The offenders are not always men, if you are beginning to wonder. Some years ago, a former deputy minister of health in a Canadian Province resigned from her position because she inflated her academic and professional credentials when she claimed to have been “working as a visiting professor at Princeton”. The former Dean at MIT had to resign her position when it was discovered she lied about her academic credentials. These are not the regular Joe or Mary, but people in ‘high places’. The big question is why do people misrepresent themselves on their résumés? Is it because of increased competition in today’s job market, a desire to stand out from the crowd, or is it a longing for prestige? The answser could be all of the above.
A study conducted by a reference checking firm in Toronto some time ago, found that 27% of applicants embellished their educational backgrounds; 25% lacked job knowledge and 19% were dismissed or not eligible for rehire. The company randomly selected 1000 job applicants on whom they had conducted reference checks and education verifications, and found that 35% of these candidates presented “red flags”. These candidates were already successful in the interview process and their positions ranged from general office to senior executives.
“Résumé fraud takes the form of exaggerated skills or duties at a previous job or a concealed termination”, said the Company’s co-founder and Vice President. The company suggests that organizations “check before they hire” as a way of protecting themselves from unexpected court costs, liability concerns and tarnished brand identity.
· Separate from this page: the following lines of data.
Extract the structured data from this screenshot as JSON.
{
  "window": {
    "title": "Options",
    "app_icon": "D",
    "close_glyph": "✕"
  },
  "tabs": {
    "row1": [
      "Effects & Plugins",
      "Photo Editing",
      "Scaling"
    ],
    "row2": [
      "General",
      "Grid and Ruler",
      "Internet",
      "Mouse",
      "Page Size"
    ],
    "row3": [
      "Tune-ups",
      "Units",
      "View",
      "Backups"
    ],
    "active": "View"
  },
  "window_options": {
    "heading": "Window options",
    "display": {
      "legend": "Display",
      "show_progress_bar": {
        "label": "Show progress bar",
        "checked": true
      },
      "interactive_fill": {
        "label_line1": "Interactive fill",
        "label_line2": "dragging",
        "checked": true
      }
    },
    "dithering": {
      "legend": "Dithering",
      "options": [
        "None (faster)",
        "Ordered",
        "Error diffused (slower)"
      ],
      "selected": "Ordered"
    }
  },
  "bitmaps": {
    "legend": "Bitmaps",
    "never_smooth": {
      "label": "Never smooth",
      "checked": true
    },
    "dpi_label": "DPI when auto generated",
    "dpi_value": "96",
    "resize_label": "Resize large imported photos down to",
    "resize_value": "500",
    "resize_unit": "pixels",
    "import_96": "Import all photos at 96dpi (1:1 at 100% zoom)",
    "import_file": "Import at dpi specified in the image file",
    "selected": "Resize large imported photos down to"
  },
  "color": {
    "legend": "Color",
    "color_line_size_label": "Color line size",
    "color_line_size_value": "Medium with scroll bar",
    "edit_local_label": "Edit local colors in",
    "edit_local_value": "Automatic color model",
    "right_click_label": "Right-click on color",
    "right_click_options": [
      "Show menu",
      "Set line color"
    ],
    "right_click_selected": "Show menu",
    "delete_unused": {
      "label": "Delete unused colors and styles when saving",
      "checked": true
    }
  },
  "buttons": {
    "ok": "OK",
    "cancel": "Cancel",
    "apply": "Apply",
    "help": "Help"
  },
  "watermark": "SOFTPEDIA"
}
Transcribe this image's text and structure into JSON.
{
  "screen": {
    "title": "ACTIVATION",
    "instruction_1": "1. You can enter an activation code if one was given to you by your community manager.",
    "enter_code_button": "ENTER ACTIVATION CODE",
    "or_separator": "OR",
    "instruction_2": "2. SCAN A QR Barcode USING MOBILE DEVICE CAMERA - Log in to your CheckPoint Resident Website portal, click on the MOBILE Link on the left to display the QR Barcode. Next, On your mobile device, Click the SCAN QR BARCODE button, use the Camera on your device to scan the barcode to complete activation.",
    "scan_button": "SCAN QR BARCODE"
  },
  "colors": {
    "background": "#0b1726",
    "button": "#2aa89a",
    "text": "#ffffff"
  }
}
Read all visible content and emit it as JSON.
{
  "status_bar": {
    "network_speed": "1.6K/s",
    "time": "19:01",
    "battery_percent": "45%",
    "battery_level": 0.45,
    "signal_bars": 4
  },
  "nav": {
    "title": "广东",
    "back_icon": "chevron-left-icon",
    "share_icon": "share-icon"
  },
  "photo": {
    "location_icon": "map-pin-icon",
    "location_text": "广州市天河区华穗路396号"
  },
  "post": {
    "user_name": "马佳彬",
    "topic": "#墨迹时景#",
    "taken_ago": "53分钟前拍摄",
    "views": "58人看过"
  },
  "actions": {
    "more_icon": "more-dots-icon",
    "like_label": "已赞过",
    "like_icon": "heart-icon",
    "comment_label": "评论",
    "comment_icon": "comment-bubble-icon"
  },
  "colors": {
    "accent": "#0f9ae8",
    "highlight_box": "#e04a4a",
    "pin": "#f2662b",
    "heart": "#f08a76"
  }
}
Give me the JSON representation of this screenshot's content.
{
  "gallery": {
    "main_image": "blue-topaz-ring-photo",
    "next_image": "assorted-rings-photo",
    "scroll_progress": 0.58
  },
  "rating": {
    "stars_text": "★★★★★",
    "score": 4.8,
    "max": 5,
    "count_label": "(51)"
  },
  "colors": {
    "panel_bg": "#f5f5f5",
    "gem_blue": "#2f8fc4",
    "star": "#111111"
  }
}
In such a competitive marketplace, it is tempting to twist facts, but before you do, think of the consequences when the truth is known. If you are currently pursuing a program at college or university, don’t state that you already have the degree or diploma. If you worked on a project as part of a team, be clear about it. Don’t give the employer the impression you did it all alone. It’s fine to highlight, and sometimes brag, about your achievements, because employers want to know what you have done with your talents, but exaggerating the facts to gain an edge over other candidates, is not the right thing to do.